El término “síndrome de anticuerpos antifosfolípidos” (SAF) se introdujo para describir una entidad patológica en la
cual se pueden presentar:
● Trombosis arterial y venosa recurrentes
❏ Se presentan de manera muy ESPACIADA, en periodos que oscilan entre meses y años
después del primer ataque de trombosis.
❏ Se han descrito trombosis en otros diversos sitios como la vena esplénica, la porta, la cava o
las venas suprahepáticas (síndrome de Budd-Chiari).

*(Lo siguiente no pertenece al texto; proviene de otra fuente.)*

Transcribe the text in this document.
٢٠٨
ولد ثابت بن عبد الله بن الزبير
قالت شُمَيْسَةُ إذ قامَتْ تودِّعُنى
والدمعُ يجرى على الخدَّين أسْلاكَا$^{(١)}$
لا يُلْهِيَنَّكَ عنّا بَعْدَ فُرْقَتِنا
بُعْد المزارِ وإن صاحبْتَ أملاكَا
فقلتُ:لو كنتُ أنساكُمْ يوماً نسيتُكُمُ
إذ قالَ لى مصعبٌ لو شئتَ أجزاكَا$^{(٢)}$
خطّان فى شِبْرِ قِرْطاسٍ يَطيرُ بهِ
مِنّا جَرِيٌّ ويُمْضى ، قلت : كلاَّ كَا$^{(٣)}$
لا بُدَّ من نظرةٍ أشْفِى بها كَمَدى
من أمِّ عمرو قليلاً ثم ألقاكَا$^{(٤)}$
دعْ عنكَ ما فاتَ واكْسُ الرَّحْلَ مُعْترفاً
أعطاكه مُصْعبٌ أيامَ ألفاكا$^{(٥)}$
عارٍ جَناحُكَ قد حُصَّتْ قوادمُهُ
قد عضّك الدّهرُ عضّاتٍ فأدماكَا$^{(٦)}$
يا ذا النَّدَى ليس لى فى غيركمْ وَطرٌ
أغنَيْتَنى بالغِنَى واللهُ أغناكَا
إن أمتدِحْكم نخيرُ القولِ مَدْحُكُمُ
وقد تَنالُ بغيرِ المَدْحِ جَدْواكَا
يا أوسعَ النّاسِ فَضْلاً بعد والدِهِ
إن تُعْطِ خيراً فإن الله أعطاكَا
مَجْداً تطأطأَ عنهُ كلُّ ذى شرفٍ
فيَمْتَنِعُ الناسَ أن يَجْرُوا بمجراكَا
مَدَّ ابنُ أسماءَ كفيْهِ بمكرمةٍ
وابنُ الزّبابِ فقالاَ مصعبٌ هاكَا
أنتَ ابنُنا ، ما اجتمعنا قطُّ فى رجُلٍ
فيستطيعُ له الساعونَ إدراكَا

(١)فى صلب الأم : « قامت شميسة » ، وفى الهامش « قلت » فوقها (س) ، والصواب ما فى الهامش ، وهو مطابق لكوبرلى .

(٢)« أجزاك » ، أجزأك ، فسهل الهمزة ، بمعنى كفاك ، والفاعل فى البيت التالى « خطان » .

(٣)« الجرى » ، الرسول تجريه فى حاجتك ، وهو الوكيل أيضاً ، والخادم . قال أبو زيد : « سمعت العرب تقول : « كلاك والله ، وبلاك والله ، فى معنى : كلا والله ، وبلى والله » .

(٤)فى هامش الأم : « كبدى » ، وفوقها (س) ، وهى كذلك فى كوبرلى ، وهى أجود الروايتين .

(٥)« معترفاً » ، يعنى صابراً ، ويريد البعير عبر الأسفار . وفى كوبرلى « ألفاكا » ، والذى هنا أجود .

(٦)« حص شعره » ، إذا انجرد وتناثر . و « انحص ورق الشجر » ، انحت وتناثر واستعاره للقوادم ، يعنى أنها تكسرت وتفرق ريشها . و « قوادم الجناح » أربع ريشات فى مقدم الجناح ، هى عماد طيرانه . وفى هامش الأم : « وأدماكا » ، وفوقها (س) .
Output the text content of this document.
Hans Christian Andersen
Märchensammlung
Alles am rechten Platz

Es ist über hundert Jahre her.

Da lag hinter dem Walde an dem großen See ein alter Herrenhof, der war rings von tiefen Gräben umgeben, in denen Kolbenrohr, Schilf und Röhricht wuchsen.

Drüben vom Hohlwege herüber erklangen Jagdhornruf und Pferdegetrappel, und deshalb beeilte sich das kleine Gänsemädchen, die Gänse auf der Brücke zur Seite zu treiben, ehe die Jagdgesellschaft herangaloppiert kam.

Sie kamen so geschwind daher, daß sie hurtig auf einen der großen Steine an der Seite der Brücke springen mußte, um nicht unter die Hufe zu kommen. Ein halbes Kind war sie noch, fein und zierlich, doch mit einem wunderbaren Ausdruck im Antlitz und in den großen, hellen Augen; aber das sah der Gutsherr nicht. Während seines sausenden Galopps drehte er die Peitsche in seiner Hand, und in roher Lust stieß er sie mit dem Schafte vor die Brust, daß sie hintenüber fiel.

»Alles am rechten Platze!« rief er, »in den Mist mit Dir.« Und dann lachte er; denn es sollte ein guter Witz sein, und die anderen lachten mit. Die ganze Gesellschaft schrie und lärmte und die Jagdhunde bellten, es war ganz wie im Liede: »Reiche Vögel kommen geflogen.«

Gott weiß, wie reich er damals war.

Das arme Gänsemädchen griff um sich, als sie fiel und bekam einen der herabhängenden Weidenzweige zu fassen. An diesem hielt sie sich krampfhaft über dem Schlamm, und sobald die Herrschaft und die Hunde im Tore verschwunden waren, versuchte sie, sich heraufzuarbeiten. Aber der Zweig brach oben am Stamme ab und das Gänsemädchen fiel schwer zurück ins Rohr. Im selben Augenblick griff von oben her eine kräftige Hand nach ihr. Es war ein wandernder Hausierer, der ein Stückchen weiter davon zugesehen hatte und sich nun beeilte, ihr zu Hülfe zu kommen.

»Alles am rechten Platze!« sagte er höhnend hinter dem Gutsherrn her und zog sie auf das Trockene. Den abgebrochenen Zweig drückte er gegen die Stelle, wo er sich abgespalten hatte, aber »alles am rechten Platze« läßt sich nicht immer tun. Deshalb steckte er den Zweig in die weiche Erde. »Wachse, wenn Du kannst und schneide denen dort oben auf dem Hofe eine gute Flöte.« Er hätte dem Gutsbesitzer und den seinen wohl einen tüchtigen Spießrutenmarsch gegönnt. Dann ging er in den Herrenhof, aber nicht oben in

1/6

● PERDIDA FETAL REPETIDA (aborto habitual)
● Trombocitopenia leve o moderada
● Incremento notable de las concentraciones del anticoagulante lúpico, los anticuerpos
anticardiolipina (mas comunes), o ambos.
● También se pueden encontrar los Anti-b2gp1 que son anticuerpos dirigidos contra fracciones
de estas lipoproteínas.
Juan M. Cervantes

ETIOLOGÍA:
● PRIMARIO: Sin causa subyacente.
● SECUNDARIO: LUPUS ERITEMATOSO SISTÉMICO DISEMINADO, AR, SÍNDROME DE
SJORGREN.
● SAF CATASTRÓFICO: INICIO AGUDO, afectación multiorgánica, con extensas zonas de trombosis,
que tiene una gran mortalidad.

TRATAMIENTO:
● FENÓMENO AGUDO: anticoagulación con heparina
● ANTICOAGULACIÓN CRÓNICA: con warfarina por periodos variables, al menos durante seis
meses consecutivos.
● Cuando la alteración subyacente es de tipo inmune, se ha utilizado la plasmaféresis repetida, y la
inmunosupresión con prednisona o ciclofosfamida.